This weekend, I had the honor of officiating the wedding of two of my dearest friends. It was a thrilling experience for a whole host of reasons. One of them continues to resonate with me days later. It has to do with language (one of my favorite subjects).
One of my jobs was to write the welcoming words of their wedding ceremony — to share the story of their relationship and give guests a context for the union they were there to witness. I dedicated hours to writing a ceremony that captured the essence of their lighthearted and playful relationship and the seriousness of the occasion. I agonized over my keyboard, scrutinizing every word and phrase. Eventually, I took a moment to reflect on the power of language.
What struck me mightily was an aspect of linguistics I studied in graduate school – speech act theory – the notion that words perform actions. By simply SAYING something, we DO something. Saying the words “I do” performs an action that can’t be performed any other way (in my culture, anyway).
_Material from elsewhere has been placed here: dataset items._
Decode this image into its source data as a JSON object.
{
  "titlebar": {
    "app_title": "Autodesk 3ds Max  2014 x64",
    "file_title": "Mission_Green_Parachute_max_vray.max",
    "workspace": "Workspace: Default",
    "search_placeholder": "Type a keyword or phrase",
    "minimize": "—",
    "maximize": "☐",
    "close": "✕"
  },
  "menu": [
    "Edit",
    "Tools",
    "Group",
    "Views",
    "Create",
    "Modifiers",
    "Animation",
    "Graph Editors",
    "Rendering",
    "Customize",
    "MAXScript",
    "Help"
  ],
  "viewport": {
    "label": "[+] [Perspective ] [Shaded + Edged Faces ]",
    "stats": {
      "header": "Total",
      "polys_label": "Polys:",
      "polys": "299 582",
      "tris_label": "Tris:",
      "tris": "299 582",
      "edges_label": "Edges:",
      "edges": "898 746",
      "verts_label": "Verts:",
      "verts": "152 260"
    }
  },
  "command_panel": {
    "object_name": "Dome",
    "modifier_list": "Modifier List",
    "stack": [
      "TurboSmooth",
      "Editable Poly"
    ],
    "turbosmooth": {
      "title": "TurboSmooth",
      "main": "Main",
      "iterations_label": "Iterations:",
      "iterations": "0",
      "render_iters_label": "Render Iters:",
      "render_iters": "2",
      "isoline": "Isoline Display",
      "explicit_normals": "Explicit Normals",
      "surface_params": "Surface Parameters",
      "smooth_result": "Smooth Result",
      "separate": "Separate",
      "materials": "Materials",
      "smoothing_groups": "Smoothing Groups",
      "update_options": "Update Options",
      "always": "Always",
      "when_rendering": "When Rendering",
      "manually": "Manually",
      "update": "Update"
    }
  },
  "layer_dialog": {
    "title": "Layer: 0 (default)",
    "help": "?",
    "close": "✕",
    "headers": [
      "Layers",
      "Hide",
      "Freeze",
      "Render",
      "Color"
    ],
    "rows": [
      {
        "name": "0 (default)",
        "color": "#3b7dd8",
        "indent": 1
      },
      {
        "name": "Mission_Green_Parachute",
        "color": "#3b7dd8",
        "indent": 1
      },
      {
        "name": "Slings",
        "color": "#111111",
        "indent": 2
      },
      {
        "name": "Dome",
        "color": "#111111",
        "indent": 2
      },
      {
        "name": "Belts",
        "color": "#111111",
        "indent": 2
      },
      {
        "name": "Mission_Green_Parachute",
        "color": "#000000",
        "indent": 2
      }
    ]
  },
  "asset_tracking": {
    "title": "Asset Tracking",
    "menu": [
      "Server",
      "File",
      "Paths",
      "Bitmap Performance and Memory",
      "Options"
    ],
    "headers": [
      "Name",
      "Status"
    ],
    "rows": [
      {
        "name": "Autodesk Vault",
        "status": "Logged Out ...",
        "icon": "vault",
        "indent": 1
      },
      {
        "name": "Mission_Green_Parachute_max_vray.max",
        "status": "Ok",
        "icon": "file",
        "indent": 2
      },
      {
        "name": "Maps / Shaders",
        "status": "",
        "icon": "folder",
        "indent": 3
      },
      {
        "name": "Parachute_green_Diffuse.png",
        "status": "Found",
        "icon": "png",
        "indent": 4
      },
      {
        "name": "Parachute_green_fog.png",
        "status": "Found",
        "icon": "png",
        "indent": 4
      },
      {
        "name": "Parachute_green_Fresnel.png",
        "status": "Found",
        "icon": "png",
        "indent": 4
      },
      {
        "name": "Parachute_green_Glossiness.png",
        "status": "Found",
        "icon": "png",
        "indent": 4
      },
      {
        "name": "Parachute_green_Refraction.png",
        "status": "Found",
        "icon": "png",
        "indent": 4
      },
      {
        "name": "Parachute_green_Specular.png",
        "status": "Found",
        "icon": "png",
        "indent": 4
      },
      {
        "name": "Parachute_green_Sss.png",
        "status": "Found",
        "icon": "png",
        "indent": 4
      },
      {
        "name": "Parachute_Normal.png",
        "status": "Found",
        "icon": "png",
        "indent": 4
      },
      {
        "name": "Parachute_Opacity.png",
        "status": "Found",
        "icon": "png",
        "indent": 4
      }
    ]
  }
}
You know what? Wedding ceremonies are FILLED with speech acts. “I, Andrea, take you, Chris, to be my husband.” “With this ring, I marry you.” So much gets done with language in just 15 minutes!
The ultimate speech act in a wedding ceremony is “I now pronounce you husband and wife.” Saying it gave me goose bumps. With that one sentence, I sealed the deal and made their covenant official and binding.
For a language person, it doesn’t get cooler than that.